Licitação garantirá continuidade de serviços de limpeza urbana

Foi publicado no Diário Oficial do Distrito Federal desta quinta-feira (21) o aviso de abertura de pregão eletrônico com objetivo de contratar empresa especializada para prestar serviços relacionados à limpeza urbana em Ceilândia, em Taguatinga, em Vicente Pires, em Águas Claras, na Cidade Estrutural e no Park Way (Quadras 4, 5 e 6).

Também são objetos do edital a operação e manutenção da Usina de Triagem e Compostagem de Ceilândia e a compostagem, no pátio dessa unidade, da parcela de resíduos orgânicos processada na Usina de Triagem e Compostagem da Asa Sul.

O processo é necessário porque o contrato atual termina em 30 de junho e não há possibilidade de prorrogação. A licitação será do tipo menor preço global e a contratação tem custo estimado de R$ 77.185.246,68 para os primeiros 12 meses.

Propostas e edital
Os interessados podem enviar as propostas a partir desta quinta-feira (21), exclusivamente por meio da página www.comprasnet.gov.br, até as 9 horas de 3 de junho — data em que haverá a abertura do pregão.

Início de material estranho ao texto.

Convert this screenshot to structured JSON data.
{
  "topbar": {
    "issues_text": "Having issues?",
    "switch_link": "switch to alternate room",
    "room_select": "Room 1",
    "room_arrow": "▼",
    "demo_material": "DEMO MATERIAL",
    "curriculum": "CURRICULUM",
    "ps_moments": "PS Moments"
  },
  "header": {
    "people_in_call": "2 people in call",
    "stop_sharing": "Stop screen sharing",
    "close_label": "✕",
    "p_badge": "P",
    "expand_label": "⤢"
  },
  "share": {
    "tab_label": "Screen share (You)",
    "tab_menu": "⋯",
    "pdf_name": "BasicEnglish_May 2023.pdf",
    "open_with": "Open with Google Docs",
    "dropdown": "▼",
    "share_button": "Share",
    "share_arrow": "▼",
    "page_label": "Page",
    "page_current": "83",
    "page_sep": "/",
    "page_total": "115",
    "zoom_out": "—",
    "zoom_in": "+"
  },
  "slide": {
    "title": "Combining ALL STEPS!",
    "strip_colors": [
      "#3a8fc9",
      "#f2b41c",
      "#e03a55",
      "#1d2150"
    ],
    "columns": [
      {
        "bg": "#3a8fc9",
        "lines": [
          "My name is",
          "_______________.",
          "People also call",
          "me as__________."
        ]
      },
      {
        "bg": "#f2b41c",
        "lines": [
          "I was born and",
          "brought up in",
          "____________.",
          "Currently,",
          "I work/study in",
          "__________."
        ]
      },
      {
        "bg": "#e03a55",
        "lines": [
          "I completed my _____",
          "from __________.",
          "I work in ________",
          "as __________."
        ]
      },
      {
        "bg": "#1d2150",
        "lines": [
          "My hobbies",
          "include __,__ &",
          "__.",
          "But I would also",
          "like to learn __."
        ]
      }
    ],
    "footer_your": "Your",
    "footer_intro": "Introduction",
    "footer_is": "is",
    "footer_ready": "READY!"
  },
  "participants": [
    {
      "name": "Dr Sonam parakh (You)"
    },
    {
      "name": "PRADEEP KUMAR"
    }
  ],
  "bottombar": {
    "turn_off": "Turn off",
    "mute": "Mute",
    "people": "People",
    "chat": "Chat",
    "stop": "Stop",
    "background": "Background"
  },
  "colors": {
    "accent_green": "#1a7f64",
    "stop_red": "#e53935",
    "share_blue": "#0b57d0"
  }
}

O edital está disponível nas páginas www.comprasnet.gov.br e www.slu.df.gov.br. Para informações e esclarecimentos, basta entrar em contato pelos números 3213-0179 e 3213-0152, das 9 às 12 horas e das 14 às 17 horas.

Fonte:Agência Brasília

quarta-feira, 3 de setembro de 2014

Obras liberadas em Vicente Pires e no Sol Nascente

O Instituto Brasília Ambiental (Ibram) concedeu autorização e licença para obras de drenagem, pavimentação e esgotamento sanitário no Trecho III do Condomínio Sol Nascente, em Ceilândia, onde serão beneficiadas cerca de 6,1 mil famílias, conforme publicado no Diário Oficial do Distrito Federal desta quarta-feira (3).

A licitação para contratação da empresa executora está em fase de homologação. Os trechos I e II do Sol Nascente já possuem autorização ambiental, e o valor total estimado das obras é de R$ 234 milhões.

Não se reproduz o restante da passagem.